Su mujer hablaba en sueños. Posiblemente despertaría al día siguiente empapada en su sangre ya fría.

—Desapareció simplemente —dijo tratando de descorrer el mosquitero—. Hace tres días.

—¡Quieto, mi amigo, quieto!

—Se lo juro, hace tres días y no sé adónde fue.

El hombre guardó silencio por unos instantes. Afuera cruzó tronando una caravana de camiones. El Ejército nuevamente, pensó el poeta. Se prepara desde hace treinta años para la invasión anunciada por el máximo líder, que jamás tendrá lugar. El futuro de nuestra isla no es ser invadida, sino quedar deshabitada.

—¿Cómo llegó a tu casa?

—Por recomendación de un taxista.

—¡Dame sus señas!

—Sinecio Candonga —respondió. No pudo reprimir un temblor de sus miembros.

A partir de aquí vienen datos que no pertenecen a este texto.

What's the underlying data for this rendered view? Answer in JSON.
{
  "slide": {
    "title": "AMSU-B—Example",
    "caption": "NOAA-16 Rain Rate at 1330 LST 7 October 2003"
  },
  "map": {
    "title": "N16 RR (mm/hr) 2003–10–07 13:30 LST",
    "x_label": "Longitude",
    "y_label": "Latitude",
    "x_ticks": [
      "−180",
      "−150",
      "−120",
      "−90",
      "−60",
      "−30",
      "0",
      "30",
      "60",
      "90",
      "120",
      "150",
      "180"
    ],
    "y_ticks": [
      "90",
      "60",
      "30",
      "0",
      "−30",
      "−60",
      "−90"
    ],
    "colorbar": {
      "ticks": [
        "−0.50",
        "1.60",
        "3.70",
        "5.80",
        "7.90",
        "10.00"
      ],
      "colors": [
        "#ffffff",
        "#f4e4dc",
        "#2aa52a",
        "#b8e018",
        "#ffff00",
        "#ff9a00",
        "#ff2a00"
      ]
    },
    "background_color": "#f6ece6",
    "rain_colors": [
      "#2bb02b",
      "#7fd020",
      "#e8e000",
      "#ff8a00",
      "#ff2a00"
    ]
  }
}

—¿Dónde puedo hallarlo? —insistió la voz—. Piénsalo bien. Si mientes, volveré y a conversar directamente con tu mujer.

—Era el dueño del De Soto que tengo parqueado afuera —dijo el poeta de corrido—.No lo encontrará, huyó en balsa.

Volvió a sumirse en el silencio de la noche tropical, sin soltar el cuello del poeta.

—¿El cantante dejó algo aquí? ¿Una maleta, un bolso?

—Nada. Revise su pieza y se convencerá.

—¿Te pagó?

—Más de lo que debía.

—Ni se te ocurra moverte, que vuelvo en el acto —amenazó al rato en un susurro. Virgilio Castilla sintió que el hombre retiraba la navaja de su pescuezo y se deslizaba como un felino fuera de la habitación. Amanecía.